Adolescent athletic development is a complex process. There are a number of challenges adolescent athletes face that influence their training practices. As such, this thesis aimed to 1) investigate the methods of monitoring and the distribution of training practices of adolescent athletes and examine the relationship with changes in physical qualities; and 2) assess how manipulating task-constraints (i.e., pitch size and player numbers) can influence the physical, technical and subjective task-load demands of training. To investigate these aims, 81 individuals were recruited across four study in conjunction with the industry partner, St Joseph’s Nudgee College.
Study one systematically examined the research assessing internal and external methods of monitoring training load and changes in physical qualities, injury, or illness in adolescent athletes.
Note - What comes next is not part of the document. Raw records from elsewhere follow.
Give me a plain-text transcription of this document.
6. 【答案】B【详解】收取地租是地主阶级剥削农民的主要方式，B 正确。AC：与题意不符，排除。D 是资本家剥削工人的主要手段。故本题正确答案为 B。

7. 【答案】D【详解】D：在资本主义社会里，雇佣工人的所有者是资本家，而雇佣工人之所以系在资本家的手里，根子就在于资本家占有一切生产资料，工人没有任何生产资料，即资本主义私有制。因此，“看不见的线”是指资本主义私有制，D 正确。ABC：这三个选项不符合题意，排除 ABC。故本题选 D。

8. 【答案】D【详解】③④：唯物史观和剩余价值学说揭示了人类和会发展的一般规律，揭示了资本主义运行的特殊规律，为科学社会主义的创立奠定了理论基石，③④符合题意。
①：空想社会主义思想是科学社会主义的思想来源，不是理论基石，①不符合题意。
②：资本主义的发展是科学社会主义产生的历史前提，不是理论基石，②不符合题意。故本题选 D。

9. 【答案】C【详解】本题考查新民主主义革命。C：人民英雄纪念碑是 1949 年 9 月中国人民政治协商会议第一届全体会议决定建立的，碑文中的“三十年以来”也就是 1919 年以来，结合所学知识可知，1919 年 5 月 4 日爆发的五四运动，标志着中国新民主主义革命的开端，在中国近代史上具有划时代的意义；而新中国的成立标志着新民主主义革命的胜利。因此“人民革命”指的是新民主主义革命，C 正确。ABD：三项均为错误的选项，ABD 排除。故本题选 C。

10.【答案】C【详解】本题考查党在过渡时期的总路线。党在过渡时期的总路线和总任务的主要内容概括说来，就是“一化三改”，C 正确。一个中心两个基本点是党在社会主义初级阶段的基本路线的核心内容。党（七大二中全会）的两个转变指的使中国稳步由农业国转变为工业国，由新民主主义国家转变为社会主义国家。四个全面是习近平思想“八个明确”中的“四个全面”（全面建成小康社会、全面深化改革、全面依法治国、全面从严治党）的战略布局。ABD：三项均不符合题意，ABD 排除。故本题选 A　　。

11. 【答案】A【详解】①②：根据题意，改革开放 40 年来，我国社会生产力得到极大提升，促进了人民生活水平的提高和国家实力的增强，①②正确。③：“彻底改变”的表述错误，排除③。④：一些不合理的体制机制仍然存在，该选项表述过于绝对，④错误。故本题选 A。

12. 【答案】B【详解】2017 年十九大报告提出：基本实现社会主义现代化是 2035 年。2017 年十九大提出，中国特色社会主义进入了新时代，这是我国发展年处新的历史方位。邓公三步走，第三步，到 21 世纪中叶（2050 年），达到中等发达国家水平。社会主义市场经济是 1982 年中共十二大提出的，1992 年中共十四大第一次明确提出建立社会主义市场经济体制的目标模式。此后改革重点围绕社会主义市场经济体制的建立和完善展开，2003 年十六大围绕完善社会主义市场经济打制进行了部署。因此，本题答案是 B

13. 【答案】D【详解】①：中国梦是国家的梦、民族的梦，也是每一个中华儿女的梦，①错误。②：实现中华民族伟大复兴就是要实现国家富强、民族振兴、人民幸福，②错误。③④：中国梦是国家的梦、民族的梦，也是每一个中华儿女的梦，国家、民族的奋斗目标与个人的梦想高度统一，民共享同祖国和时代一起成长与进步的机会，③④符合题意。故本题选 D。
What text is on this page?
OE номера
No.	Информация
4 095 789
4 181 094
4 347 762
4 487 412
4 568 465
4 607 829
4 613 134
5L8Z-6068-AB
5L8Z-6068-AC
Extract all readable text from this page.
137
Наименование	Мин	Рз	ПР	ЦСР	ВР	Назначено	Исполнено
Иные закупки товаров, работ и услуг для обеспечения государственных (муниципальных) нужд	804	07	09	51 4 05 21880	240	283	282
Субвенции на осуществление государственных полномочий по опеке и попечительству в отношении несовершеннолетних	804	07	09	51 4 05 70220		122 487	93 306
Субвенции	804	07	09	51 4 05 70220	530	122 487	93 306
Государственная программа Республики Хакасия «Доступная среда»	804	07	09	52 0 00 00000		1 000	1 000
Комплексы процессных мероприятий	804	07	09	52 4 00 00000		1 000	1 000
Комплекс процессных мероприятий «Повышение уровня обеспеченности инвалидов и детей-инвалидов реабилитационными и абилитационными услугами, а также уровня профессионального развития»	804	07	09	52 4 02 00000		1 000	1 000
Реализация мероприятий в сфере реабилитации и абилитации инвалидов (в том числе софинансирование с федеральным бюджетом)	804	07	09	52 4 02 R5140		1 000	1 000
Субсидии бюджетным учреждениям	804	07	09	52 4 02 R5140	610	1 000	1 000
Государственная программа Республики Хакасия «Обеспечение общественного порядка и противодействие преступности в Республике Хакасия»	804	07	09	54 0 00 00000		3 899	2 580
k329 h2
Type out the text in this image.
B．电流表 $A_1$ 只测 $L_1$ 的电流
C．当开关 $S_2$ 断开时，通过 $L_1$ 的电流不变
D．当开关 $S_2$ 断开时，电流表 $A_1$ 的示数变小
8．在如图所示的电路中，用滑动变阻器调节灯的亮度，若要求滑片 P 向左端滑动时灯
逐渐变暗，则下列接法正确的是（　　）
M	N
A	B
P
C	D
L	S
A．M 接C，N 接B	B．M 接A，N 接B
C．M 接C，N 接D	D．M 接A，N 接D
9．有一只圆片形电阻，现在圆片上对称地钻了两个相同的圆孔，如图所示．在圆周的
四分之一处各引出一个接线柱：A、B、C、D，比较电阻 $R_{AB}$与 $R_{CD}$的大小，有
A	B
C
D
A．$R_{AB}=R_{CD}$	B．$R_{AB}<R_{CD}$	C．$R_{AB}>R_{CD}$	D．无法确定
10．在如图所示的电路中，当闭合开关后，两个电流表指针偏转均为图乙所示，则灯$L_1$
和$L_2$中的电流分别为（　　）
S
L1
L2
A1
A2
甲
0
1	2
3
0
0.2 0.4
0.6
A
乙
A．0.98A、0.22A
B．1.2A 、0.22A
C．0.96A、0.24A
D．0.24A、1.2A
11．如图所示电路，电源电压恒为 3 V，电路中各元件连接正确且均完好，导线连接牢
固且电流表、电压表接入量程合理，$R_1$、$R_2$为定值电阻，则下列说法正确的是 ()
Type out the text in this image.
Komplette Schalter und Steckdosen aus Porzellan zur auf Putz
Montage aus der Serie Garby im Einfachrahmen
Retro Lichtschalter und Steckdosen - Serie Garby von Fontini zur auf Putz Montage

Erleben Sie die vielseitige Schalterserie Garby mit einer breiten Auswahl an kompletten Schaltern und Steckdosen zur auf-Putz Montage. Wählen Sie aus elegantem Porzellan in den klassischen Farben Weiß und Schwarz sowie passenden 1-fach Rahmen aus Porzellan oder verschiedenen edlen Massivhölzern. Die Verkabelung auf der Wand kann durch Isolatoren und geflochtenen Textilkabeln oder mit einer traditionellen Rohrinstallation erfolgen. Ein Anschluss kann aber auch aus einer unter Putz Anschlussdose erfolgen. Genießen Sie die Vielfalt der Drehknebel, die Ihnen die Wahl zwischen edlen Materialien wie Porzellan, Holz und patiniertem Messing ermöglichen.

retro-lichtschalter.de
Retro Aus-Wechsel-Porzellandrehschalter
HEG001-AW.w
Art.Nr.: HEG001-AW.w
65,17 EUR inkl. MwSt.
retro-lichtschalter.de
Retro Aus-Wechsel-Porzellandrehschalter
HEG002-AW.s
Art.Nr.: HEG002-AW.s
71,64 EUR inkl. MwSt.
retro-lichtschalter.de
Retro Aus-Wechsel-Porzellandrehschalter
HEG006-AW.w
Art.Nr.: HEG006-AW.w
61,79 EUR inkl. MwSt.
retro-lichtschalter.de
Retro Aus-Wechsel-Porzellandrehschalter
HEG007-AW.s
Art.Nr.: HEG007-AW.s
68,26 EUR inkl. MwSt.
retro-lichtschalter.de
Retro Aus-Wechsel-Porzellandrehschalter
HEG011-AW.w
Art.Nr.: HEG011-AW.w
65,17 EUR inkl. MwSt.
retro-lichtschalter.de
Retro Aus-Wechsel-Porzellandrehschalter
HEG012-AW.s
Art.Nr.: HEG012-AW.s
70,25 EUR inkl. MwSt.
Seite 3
The most reported load monitoring tools were session ratings of perceived exertion (n = 29) and training duration (n = 22). Results of the best-evidence synthesis identified moderate evidence of positive relationships between resistance training volume load and improvement in strength, and between throw count (i.e., number of pitches or bowls) and injury. However, evidence for other relationships between training load and change in physical qualities, injury, or illness were limited or inconsistent.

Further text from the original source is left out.